I shared with them my doubts about the wisdom of rigging the search for the best way to manage the Missouri River with this questionable U.S. Fish and Wildlife option.

And after bringing this important issue to the attention of the U.S. Senate, my colleagues voted 100-0 to break the Fish and Wildlife Service's monopoly on Missouri River management.

The Fish and Wildlife option will still be examined by the Corps of Engineers. But no longer will it carry the stamp of being the "preferred" option. It will now be looked at on an equal footing with the others.

Because so many people depend upon the Missouri River, there will be a six-month period for the public to comment on the different options for managing the river.

This input will help the Army Corps of Engineers decide how to balance all of the competing demands on the river.

And I think "balance" is really the key word in this whole debate.

The Missouri River is a natural resource that must be preserved for all to benefit and enjoy. And we have a special responsibility to only use the river in a way that helps protect, rather than hurt endangered species.

Finding a solution that achieves these seemingly contradictory goals will be hard.

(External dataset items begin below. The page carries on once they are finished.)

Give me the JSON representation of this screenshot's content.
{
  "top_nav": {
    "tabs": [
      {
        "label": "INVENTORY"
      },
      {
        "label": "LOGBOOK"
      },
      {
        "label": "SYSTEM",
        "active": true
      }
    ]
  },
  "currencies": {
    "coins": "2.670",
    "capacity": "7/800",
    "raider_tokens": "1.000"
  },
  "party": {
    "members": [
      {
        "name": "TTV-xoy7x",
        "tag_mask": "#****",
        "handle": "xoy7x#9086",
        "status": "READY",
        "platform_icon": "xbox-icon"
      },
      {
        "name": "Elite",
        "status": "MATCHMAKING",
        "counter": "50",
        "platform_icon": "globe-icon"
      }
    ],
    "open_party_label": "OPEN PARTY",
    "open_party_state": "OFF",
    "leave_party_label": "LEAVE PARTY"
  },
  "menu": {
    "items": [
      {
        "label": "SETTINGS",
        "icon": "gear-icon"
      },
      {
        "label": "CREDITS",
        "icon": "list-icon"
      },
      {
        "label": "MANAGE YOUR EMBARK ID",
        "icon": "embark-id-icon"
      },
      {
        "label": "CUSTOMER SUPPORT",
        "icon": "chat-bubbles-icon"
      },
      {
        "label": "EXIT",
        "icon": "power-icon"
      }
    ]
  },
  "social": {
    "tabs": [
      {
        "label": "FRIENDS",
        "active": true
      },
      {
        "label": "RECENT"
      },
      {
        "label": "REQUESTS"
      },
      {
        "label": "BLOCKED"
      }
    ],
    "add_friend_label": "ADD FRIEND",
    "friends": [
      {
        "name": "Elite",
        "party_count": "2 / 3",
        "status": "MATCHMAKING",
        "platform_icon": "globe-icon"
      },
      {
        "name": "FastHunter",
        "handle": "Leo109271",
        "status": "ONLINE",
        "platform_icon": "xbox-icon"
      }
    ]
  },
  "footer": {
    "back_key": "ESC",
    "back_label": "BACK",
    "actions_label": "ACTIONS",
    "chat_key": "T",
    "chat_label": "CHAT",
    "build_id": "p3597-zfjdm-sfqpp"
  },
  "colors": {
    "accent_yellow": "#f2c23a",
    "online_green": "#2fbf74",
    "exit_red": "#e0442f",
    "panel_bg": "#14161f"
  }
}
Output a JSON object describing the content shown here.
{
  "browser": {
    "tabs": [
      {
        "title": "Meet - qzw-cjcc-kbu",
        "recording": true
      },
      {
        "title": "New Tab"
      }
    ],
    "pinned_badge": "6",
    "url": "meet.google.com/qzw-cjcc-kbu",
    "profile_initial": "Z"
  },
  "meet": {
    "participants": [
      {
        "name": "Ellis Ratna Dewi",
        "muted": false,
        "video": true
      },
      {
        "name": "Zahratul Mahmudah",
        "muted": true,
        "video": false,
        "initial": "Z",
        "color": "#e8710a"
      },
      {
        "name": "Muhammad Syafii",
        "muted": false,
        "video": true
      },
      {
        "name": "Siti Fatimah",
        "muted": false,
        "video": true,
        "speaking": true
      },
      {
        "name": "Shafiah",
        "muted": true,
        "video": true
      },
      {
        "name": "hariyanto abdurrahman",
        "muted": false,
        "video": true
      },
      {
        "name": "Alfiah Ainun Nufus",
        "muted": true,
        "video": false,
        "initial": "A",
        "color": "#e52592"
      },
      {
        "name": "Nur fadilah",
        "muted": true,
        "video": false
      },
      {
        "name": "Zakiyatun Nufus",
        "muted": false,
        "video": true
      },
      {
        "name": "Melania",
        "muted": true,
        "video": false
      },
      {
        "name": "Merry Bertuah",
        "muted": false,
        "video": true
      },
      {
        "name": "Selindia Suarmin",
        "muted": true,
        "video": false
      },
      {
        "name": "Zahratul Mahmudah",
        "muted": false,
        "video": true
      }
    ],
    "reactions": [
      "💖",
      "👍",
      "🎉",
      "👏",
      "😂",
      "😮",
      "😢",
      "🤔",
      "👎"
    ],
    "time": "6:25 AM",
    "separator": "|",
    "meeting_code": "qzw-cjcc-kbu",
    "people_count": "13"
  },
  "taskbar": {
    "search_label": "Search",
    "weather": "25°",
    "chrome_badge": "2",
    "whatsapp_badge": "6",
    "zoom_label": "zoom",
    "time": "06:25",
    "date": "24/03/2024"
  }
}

But I think we owe it to the river and future generations to try.

The Missouri River's fate is much more important than politics, which is why so many Missouri leaders, regardless of party, have stood with me on this issue.

They include: the late Gov. Mel Carnahan, Mayor Barnes, Governor Holden, Senator Carnahan, Representatives Hulshof, Skelton, Graves, Gephardt, Emerson, Blunt and McCarthy. Countless other leaders representing rural and urban levee districts, exporters and other citizens from one end of Missouri to another have also helped.

Our battle to save the Missouri River is more than a story about one important waterway. It really is a good lesson in how a community comes together peacefully to balance competing demands.

The question that will always remain before us is how the river will continue to flow through our lives -- and those of our children.